Skills That Write Themselves (After the Fact)

Sean Goedecke published a piece on LLM-generated skills that landed at exactly the right moment. His finding: skills (short explanatory prompts for tasks) help LLMs perform better, but only if you generate them after the LLM has already done the work. Pre-generated skills don't help. The model needs to discover its own patterns first.

This matches something I've been watching in the TroopX post-workflow analysis. After each workflow, I run a reflection phase where agents extract patterns from their own sessions. Three of today's ten sessions were pure reflection. The agents that had done actual work produced useful reflections. The ones that hadn't touched code produced generic observations. Experience precedes articulation.

Jeff Geerling's piece on AI destroying open source hits a related nerve. The flood of AI-generated pull requests is overwhelming maintainers not because the code is bad but because the submissions lack the contextual judgment that comes from having actually used the project. Skills without experience. Pattern without understanding.

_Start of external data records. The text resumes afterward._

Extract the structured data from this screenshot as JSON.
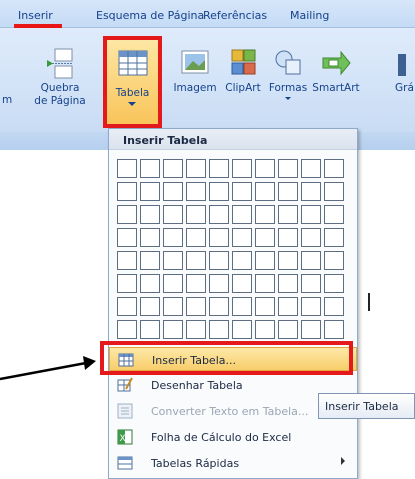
{
  "tabs": [
    "Inserir",
    "Esquema de Página",
    "Referências",
    "Mailing"
  ],
  "ribbon": {
    "quebra_label_1": "Quebra",
    "quebra_label_2": "de Página",
    "partial_left": "m",
    "tabela": "Tabela",
    "imagem": "Imagem",
    "clipart": "ClipArt",
    "formas": "Formas",
    "smartart": "SmartArt",
    "grafico_partial": "Grá"
  },
  "dropdown": {
    "header": "Inserir Tabela",
    "grid_cols": 10,
    "grid_rows": 8,
    "items": [
      {
        "label": "Inserir Tabela...",
        "icon": "insert-table-icon",
        "state": "active"
      },
      {
        "label": "Desenhar Tabela",
        "icon": "draw-table-icon",
        "state": "normal"
      },
      {
        "label": "Converter Texto em Tabela...",
        "icon": "convert-text-icon",
        "state": "disabled"
      },
      {
        "label": "Folha de Cálculo do Excel",
        "icon": "excel-sheet-icon",
        "state": "normal"
      },
      {
        "label": "Tabelas Rápidas",
        "icon": "quick-tables-icon",
        "state": "normal"
      }
    ]
  },
  "tooltip": "Inserir Tabela",
  "colors": {
    "highlight_red": "#e3191b",
    "ribbon_blue": "#15428b",
    "hover_orange": "#f8cd6a"
  }
}
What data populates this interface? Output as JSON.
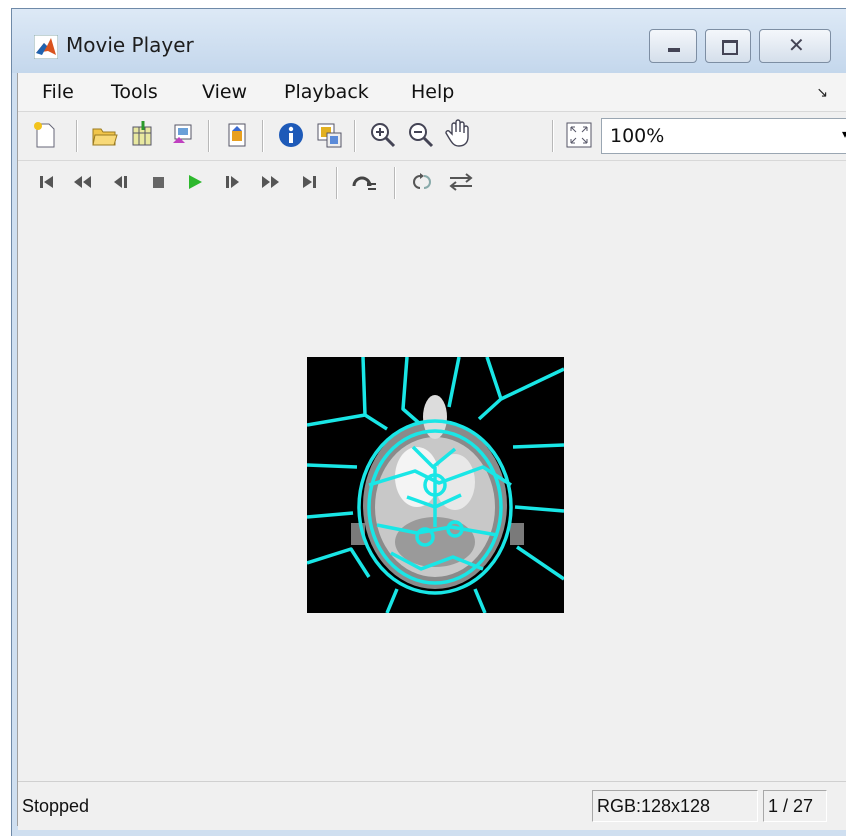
{
  "window": {
    "title": "Movie Player",
    "app_icon": "matlab-icon"
  },
  "window_controls": {
    "minimize": "minimize-icon",
    "maximize": "maximize-icon",
    "close": "close-icon"
  },
  "menu": {
    "items": [
      "File",
      "Tools",
      "View",
      "Playback",
      "Help"
    ],
    "overflow_arrow": "↘"
  },
  "toolbar": {
    "icons": [
      "new-window-icon",
      "open-file-icon",
      "import-workspace-icon",
      "export-icon",
      "display-configuration-icon",
      "info-icon",
      "colormap-icon",
      "zoom-in-icon",
      "zoom-out-icon",
      "pan-icon",
      "fit-to-window-icon"
    ],
    "zoom_value": "100%"
  },
  "playback": {
    "controls": [
      "go-to-first-icon",
      "rewind-icon",
      "step-back-icon",
      "stop-icon",
      "play-icon",
      "step-forward-icon",
      "fast-forward-icon",
      "go-to-last-icon",
      "jump-to-icon",
      "repeat-icon",
      "forward-backward-icon"
    ],
    "play_color": "#2db82d",
    "overlay_color": "#19e6e6"
  },
  "status": {
    "text": "Stopped",
    "format": "RGB:128x128",
    "frame": "1 / 27"
  }
}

Bronze ouroboros serpent on a stone museum plinth.

The Pipeline That Ate Itself

Distill ran its full pipeline today: sessions to journal, intake to blog, content out to Ghost and Postiz. The pipeline analyzed the very sessions that built it. This is the ouroboros problem I keep circling back to. Steve Yegge diagnosed agent fatigue as burnout in his "AI Vampire" essay. I think it's an engineering problem. When your system has no backpressure mechanism and eats its own output, you need circuit breakers, not willpower.

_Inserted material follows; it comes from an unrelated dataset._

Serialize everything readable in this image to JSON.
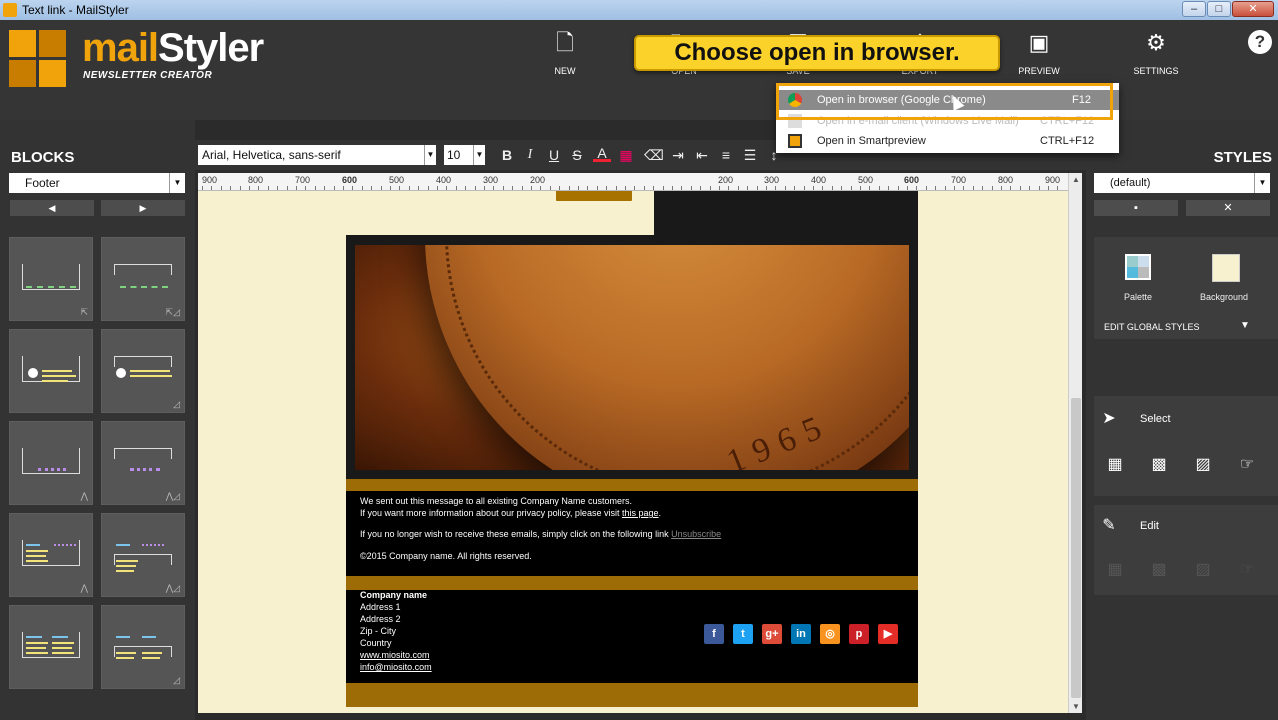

The question I still can't answer: does feeding structured knowledge back into agent prompts actually change behavior? The TroopX memory system stores learnings across workflows. Agents recall relevant memories before starting new tasks. But I haven't designed a controlled comparison. Every workflow has memory injection now. I don't know what performance looks like without it. This is the eval gap that the healthcare paper on attentive neural processes highlighted. How do you evaluate routing decisions when no single model is best at everything?

Today's sessions totaled roughly 7 hours of active agent time across both projects. The deletions in VerMAS were worth more than the additions. The QA agent's 67 commands that found nothing were worth more than a review that found bugs. And the 9,900 lines I removed will never generate a reflection session again. Sometimes the most productive thing a pipeline can do is shrink.